Parents happily send their eager youngsters off to a demanding array of sports activities, in the belief that athletics will improve their health and well-being. But, especially for active young men, life as a jock can carry costly long-term risks and immediate infection perils.
A Yale economist and colleagues have scrutinized available public data and estimated that by changing some contact sports like football into their less violent forms (like touch or flag versions), almost 50,000 fewer collegiate and 600,000 or so high school injuries would be averted. Figuring in the costs of medical care and time lost, this could mean a savings of $1.5 billion at the college level and $19.2 billion for high schools.
The researchers came to these big sum conclusions after looking at four types of serious injuries: concussions and damage to the nervous system, bone injuries, torn tissue, and muscle and cartilage injuries. They said that the popularity and prevalence of high contact sports like football in explaining why athletics’ economic toll can be so high.
It is a growing issue for schools, as insurance costs soar and more evidence builds about lifetime harms that athletes, male and female, can suffer from injuries to the head. Recent research on more than 200 subjects has painted an unhappy picture of what happens to players who launch early into contact football: Those who play “tackle football before the age of 12 had more behavioral and cognitive problems later in life than those who started playing after they turned 12,” according to the long-term study reported on in another story by the New York Times.
Although experts, including those in a major, dubious initiative led by the National Football League, have tried to assuage parents by changing rules and practices in the youth game to reduce concussion risks, more grown-ups and youngsters are re-thinking the once gung-ho obsession with peewee, junior and senior high, and even collegiate football, the New York Times says.
In a separate article, the paper also reminds that young jocks, particularly less than hygienic boys and young men, are subject to an array of serious infections. These include bouts of methicillin-resistant Staphylococcus aureus, or MRSA, forms of herpes, various fungi, as well as measles, mumps, meningitis, and whooping cough. They have reached sufficient scope and scale, often sweeping through locker rooms and schools, that pediatricians in their professional journal have chronicled the (often disgusting) conditions and have warned:
Minimizing risk requires leadership by the organized sports community (including the athlete’s primary care provider) and depends on outlining key hygiene behaviors, recognition, diagnosis, and treatment of common sports-related infections, and the implementation of preventive interventions.
The doctors say their colleagues, at handy times like athletes’ sports physicals, should remind young patients about the importance of cleanliness, vaccinations, not sharing athletic gear, towels, and personal care items, and seeking appropriate medical care for their sports infections and injuries.

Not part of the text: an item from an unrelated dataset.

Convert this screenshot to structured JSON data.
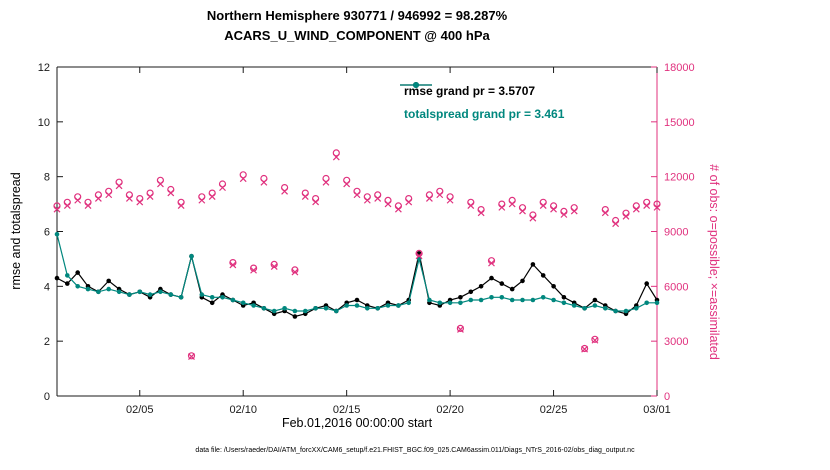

Keeping lines of communication open with young athletes is important for pediatricians, their colleagues insist, because sports can be valuable to the young for socialization and their development of important life skills. Athletics also are such a big part of youngsters’ lives that they can’t be ignored. And, let’s face it, it can be fun to get down and dirty, such as through Notre Dame’s charitable fund-raising Muddy Sunday football games.
It’s not enough for grown-ups to blame young men. Don’t forget that many of these youths have younger siblings and as has been shown with the flu, infections easily spread in a house, too.
As for sports and their head contact woes—let’s not forget they can occur in pastimes from soccer to cheerleading to synchronized swimming and affect girls and young women as well — it is good to know that there are glimmers of advancement in ways to test for chronic traumatic encephalopathy (CTE), the degenerative brain disease that afflicts many professional football players and other athletes who have sustained repeated blows to the head.
Boston University experts, who have done some of the important CTE research that has found its scary prevalence and advancement in post-mortem studies of NFL players, say they are making head way with detection of a tell-tale protein that appears to circulate more in body fluids of those with CTE. That may let them test living athletes for the condition. Stay tuned.
Meantime, moderation and caution about the sporting life for our youngsters makes a lot of sense. Heads up.